The second hash function is called XOR. With this hash function, you break up the string into seven-character words, and then treat each word as a number in hexadecimal. The last word can be fewer than seven characters. You then calculate the bitwise exclusive-or of each of these numbers. That is your hash function. So, let's take an easy example: "a000000a0000101". First, we break this up into seven-digit words (except for the last one): "a000000", "a000010" and "1". Their bitwise exclusive-or is equal to 0x11, so the XOR hash of "a000000a0000101" is equal to 17.

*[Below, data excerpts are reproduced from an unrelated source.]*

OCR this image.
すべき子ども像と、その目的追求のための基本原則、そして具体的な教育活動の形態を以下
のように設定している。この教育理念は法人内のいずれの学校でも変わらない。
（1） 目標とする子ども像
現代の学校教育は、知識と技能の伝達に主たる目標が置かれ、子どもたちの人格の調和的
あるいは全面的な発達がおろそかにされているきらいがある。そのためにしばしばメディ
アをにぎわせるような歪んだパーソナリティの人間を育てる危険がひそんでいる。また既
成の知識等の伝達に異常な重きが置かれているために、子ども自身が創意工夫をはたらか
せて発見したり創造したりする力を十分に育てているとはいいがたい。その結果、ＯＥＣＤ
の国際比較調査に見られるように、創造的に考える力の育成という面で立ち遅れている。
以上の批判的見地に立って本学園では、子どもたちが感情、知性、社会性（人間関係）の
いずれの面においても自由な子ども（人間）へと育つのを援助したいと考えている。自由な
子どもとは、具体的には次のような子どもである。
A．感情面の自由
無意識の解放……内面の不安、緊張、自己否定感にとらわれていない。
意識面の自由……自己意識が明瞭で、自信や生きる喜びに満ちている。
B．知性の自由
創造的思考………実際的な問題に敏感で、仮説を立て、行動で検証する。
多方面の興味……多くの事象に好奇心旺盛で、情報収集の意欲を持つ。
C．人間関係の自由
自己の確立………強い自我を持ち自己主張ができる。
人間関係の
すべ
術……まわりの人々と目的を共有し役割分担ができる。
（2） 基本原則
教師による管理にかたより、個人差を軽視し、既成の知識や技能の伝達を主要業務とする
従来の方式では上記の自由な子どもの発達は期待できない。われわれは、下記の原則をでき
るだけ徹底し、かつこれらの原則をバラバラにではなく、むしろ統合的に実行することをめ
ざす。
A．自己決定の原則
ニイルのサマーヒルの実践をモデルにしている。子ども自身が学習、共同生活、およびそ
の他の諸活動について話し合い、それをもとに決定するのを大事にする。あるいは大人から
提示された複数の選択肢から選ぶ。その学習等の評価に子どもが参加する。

UNIX> bin/hash_tester 10 Last7 Linear 'Hash> '
Hash> A a Fred
Hash> P
0 a Fred
Hash> Q
UNIX>
Since 0xa = 10, the hash value is 10, which means that the key/val go to
index 0.
Let's try some of those example keys above:
UNIX> bin/hash_tester 10 Last7 Linear 'Hash> '
Hash> A b9937df3fefbe66d8fcdda363730bf14 Fred # This hashes to 0x730bf14 = 120635156,
Hash> P # So it goes into index 6.
6 b9937df3fefbe66d8fcdda363730bf14 Fred
Hash> A 11 Luther # This hashes to 0x11 = 17,
Hash> P # So it goes into index 7.
6 b9937df3fefbe66d8fcdda363730bf14 Fred
7 11 Luther
Hash> F b9937df3fefbe66d8fcdda363730bf14
Found: Fred
Hash> F Fred # Fred is a value, not a key, so we can't find it.
Not found.
Hash> Q
UNIX> bin/hash_tester 10 XOR Linear 'Hash> '
Hash> A a000000a0000101 Fred # Recall from above that this hashes to 0x11 = 17.
Hash> P
7 a000000a0000101 Fred
Hash> Q
UNIX>
This example shows linear probing in action because
"001",
"1" and
"a000000b" all hash to values that equal 1 mod 10:
UNIX> bin/hash_tester 10 XOR Linear 'Hash> '
Hash> A 001 Fred
Hash> A 1 Binky
Hash> A a000000b Baby Daisy
Hash> P
1 001 Fred
2 1 Binky
3 a000000b Baby Daisy
Hash> TP
3
Hash> Q
UNIX>
The total number of probes is three, because finding "001",
requires zero probes, "1" requires one and "a000000b"
requires two. The total is therefore three.
Let's try a harder example with double hashing:
UNIX> bin/hash_tester 10 Last7 Double 'Hash> '
Hash> A 2 Fred
Hash> A 00000100000002 Binky
Hash> A c Luther
Hash> P
0 00000100000002 Binky
2 2 Fred
4 c Luther
Hash> TP
2
Hash> Q
UNIX>
Each of these keys hashes to two. First, "2" goes into index two.
Then "00000100000002" collides. Its hash value using XOR is
0x12 = 18. We take 18 mod 10 and that gives us an increment of 8. Thus,
the first probe will try 2+8 = 10, which is 0 mod 10. Since that slot is
empty, "00000100000002" goes into index 0. Finally, when "c"
collides, its hash value using XOR is also 2. Therefore, it goes into
index 2+2=4.
When we call TP, it returns 2, because "2" has zero probes, and "00000100000002" and "c" have one each.
Two final examples -- the first shows an example where the second hash produces an increment of zero. In that case, you set it to one:
UNIX> bin/hash_tester 10 Last7 Double 'Hash> '
Hash> A 0 Fred
Hash> A a Binky
Hash> P
0 0 Fred
1 a Binky
Hash> TP
1
Hash> Q
UNIX>
When we insert "a", both hash functions return 10, which equals 0 mod 10.
Thus, we set the second hash function to 1, and the value goes into index 1.
The last example shows three keys that hash to 5 with both functions:
UNIX> bin/hash_tester 10 Last7 Double 'Hash> '
Hash> A 5 Fred
Hash> A f Binky
Hash> P
0 f Binky
5 5 Fred
Hash> A 19 Luther
A 19 Luther
Cannot insert key
Hash> Q
UNIX>
When we try to put the third key into the table, it can't go there, because it keeps
trying indices five and zero. Your code needs to work in this case -- it needs to
identify that the key cannot go into table.